По какой-то причине метод hdf5write
в MATLAB автоматически преобразует мои векторы строк в векторы столбцов, когда я перечитываю их:
>> hdf5write('/tmp/data.h5','/data',rand(1,10));
>> size(hdf5read('/tmp/data.h5','/data'))
ans =
10 1
Однако для вектора строк в третьем измерении,все возвращается просто отлично:
>> hdf5write('/tmp/data.h5','/data',rand(1,1,10));
>> size(hdf5read('/tmp/data.h5','/data'))
ans =
1 1 10
Как мне заставить hdf5write
сделать правильные вещи для векторов строк?Они должны возвращаться как 1 x 10, а не 10 x 1.

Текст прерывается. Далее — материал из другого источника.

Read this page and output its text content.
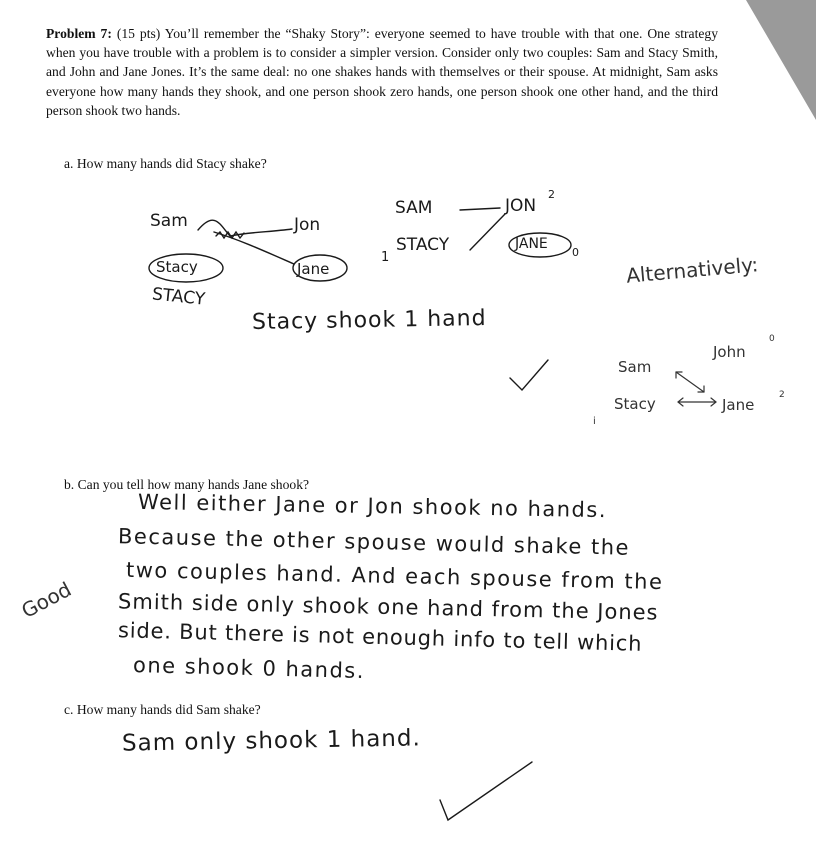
Problem 7: (15 pts) You’ll remember the “Shaky Story”: everyone seemed to have trouble with that one. One strategy when you have trouble with a problem is to consider a simpler version. Consider only two couples: Sam and Stacy Smith, and John and Jane Jones. It’s the same deal: no one shakes hands with themselves or their spouse. At midnight, Sam asks everyone how many hands they shook, and one person shook zero hands, one person shook one other hand, and the third person shook two hands.
a. How many hands did Stacy shake?
Sam	Jon
Stacy	Jane
STACY
SAM	JON
2
1
STACY	JANE
0
Stacy shook 1 hand
Alternatively:
Sam
Stacy
John
0
Jane
2
i
b. Can you tell how many hands Jane shook?
Well either Jane or Jon shook no hands.
Because the other spouse would shake the
two couples hand. And each spouse from the
Smith side only shook one hand from the Jones
side. But there is not enough info to tell which
one shook 0 hands.
Good
c. How many hands did Sam shake?
Sam only shook 1 hand.
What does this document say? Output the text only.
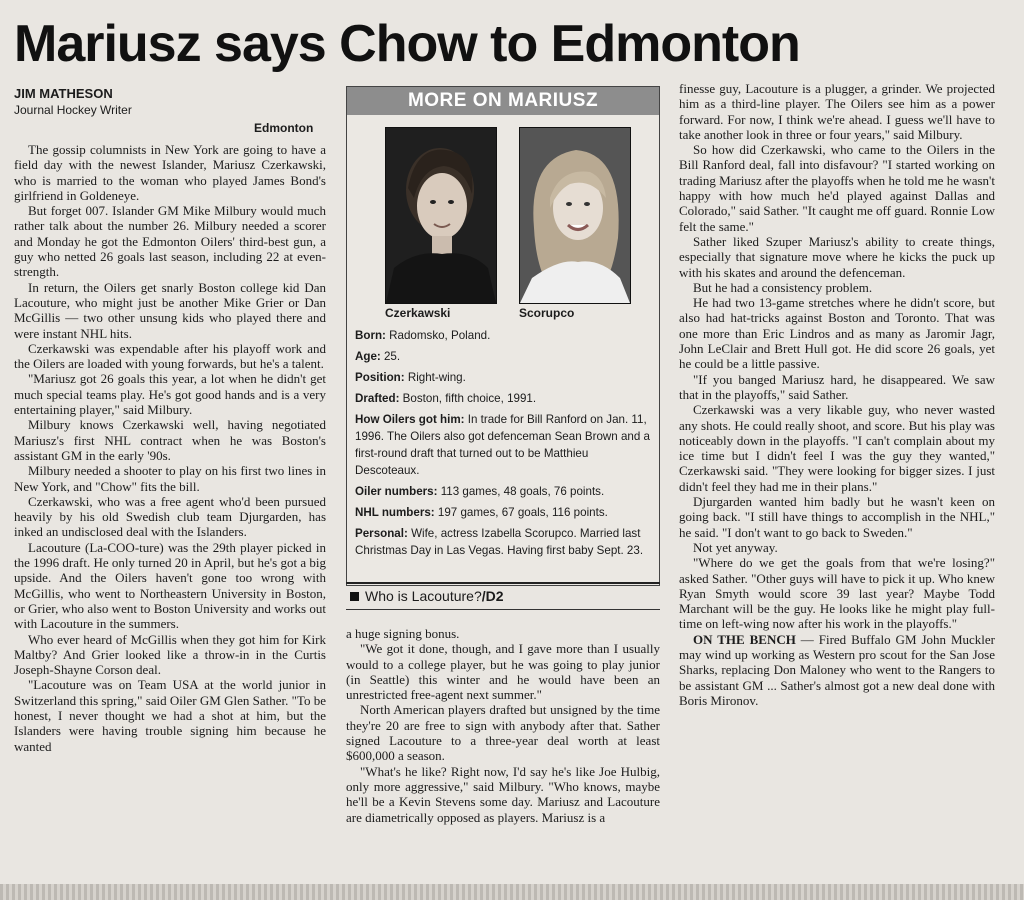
Mariusz says Chow to Edmonton
JIM MATHESON
Journal Hockey Writer
Edmonton

The gossip columnists in New York are going to have a field day with the newest Islander, Mariusz Czerkawski, who is married to the woman who played James Bond's girlfriend in Goldeneye.

But forget 007. Islander GM Mike Milbury would much rather talk about the number 26. Milbury needed a scorer and Monday he got the Edmonton Oilers' third-best gun, a guy who netted 26 goals last season, including 22 at even-strength.

In return, the Oilers get snarly Boston college kid Dan Lacouture, who might just be another Mike Grier or Dan McGillis — two other unsung kids who played there and were instant NHL hits.

Czerkawski was expendable after his playoff work and the Oilers are loaded with young forwards, but he's a talent.

"Mariusz got 26 goals this year, a lot when he didn't get much special teams play. He's got good hands and is a very entertaining player," said Milbury.

Milbury knows Czerkawski well, having negotiated Mariusz's first NHL contract when he was Boston's assistant GM in the early '90s.

Milbury needed a shooter to play on his first two lines in New York, and "Chow" fits the bill.

Czerkawski, who was a free agent who'd been pursued heavily by his old Swedish club team Djurgarden, has inked an undisclosed deal with the Islanders.

Lacouture (La-COO-ture) was the 29th player picked in the 1996 draft. He only turned 20 in April, but he's got a big upside. And the Oilers haven't gone too wrong with McGillis, who went to Northeastern University in Boston, or Grier, who also went to Boston University and works out with Lacouture in the summers.

Who ever heard of McGillis when they got him for Kirk Maltby? And Grier looked like a throw-in in the Curtis Joseph-Shayne Corson deal.

"Lacouture was on Team USA at the world junior in Switzerland this spring," said Oiler GM Glen Sather. "To be honest, I never thought we had a shot at him, but the Islanders were having trouble signing him because he wanted

MORE ON MARIUSZ
Czerkawski	Scorupco

Born: Radomsko, Poland.

Age: 25.

Position: Right-wing.

Drafted: Boston, fifth choice, 1991.

How Oilers got him: In trade for Bill Ranford on Jan. 11, 1996. The Oilers also got defenceman Sean Brown and a first-round draft that turned out to be Matthieu Descoteaux.

Oiler numbers: 113 games, 48 goals, 76 points.

NHL numbers: 197 games, 67 goals, 116 points.

Personal: Wife, actress Izabella Scorupco. Married last Christmas Day in Las Vegas. Having first baby Sept. 23.

Who is Lacouture?/D2

a huge signing bonus.

"We got it done, though, and I gave more than I usually would to a college player, but he was going to play junior (in Seattle) this winter and he would have been an unrestricted free-agent next summer."

North American players drafted but unsigned by the time they're 20 are free to sign with anybody after that. Sather signed Lacouture to a three-year deal worth at least $600,000 a season.

"What's he like? Right now, I'd say he's like Joe Hulbig, only more aggressive," said Milbury. "Who knows, maybe he'll be a Kevin Stevens some day. Mariusz and Lacouture are diametrically opposed as players. Mariusz is a

finesse guy, Lacouture is a plugger, a grinder. We projected him as a third-line player. The Oilers see him as a power forward. For now, I think we're ahead. I guess we'll have to take another look in three or four years," said Milbury.

So how did Czerkawski, who came to the Oilers in the Bill Ranford deal, fall into disfavour? "I started working on trading Mariusz after the playoffs when he told me he wasn't happy with how much he'd played against Dallas and Colorado," said Sather. "It caught me off guard. Ronnie Low felt the same."

Sather liked Szuper Mariusz's ability to create things, especially that signature move where he kicks the puck up with his skates and around the defenceman.

But he had a consistency problem.

He had two 13-game stretches where he didn't score, but also had hat-tricks against Boston and Toronto. That was one more than Eric Lindros and as many as Jaromir Jagr, John LeClair and Brett Hull got. He did score 26 goals, yet he could be a little passive.

"If you banged Mariusz hard, he disappeared. We saw that in the playoffs," said Sather.

Czerkawski was a very likable guy, who never wasted any shots. He could really shoot, and score. But his play was noticeably down in the playoffs. "I can't complain about my ice time but I didn't feel I was the guy they wanted," Czerkawski said. "They were looking for bigger sizes. I just didn't feel they had me in their plans."

Djurgarden wanted him badly but he wasn't keen on going back. "I still have things to accomplish in the NHL," he said. "I don't want to go back to Sweden."

Not yet anyway.

"Where do we get the goals from that we're losing?" asked Sather. "Other guys will have to pick it up. Who knew Ryan Smyth would score 39 last year? Maybe Todd Marchant will be the guy. He looks like he might play full-time on left-wing now after his work in the playoffs."

ON THE BENCH — Fired Buffalo GM John Muckler may wind up working as Western pro scout for the San Jose Sharks, replacing Don Maloney who went to the Rangers to be assistant GM ... Sather's almost got a new deal done with Boris Mironov.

edit проблема немного сложнее, потому что я использую mex на основе c для фактического чтения данных позже, вместо этогоhdf5read
.Более того, проблема на самом деле заключается в hdf5write
, и это видно в самих файлах hdf5:
>> hdf5write('/tmp/data.h5','/data',randn(1,10));
>> ! h5ls /tmp/data.h5
data Dataset {10}
, то есть данные сохраняются как одномерный массив вфайл hdf5.Для сравнения я попробую то же самое с реальной 2-мерной матрицей (чтобы показать, как она выглядит), 1-мерным вектором столбца, 1-мерным вектором по третьему измерению и, для ударов, попробую V71Dimensions
трюк, который есть в справке для hdf5read
и hdf5write
:
>> hdf5write('/tmp/data.h5','/data',randn(10,1)); %1-d col vector
>> ! h5ls /tmp/data.h5
data Dataset {10}
>> hdf5write('/tmp/data.h5','/data',randn(1,1,10)); %1-d vector along 3rd dim; annoying
>> ! h5ls /tmp/data.h5
data Dataset {10, 1, 1}
>> hdf5write('/tmp/data.h5','/data',randn(2,5)); %2-d matrix. notice the reversal in dim order
>> ! h5ls /tmp/data.h5
data Dataset {5, 2}
>> hdf5write('/tmp/data.h5','/data',randn(1,10),'V71Dimensions',true); %1-d row; option does not help
>> ! h5ls /tmp/data.h5
data Dataset {10}
Итак, проблема, похоже, в hdf5write
.Флаг 'V71Dimensions'
не помогает: результирующий файл hdf5 по-прежнему является набором данных {10} вместо набора данных {10,1}.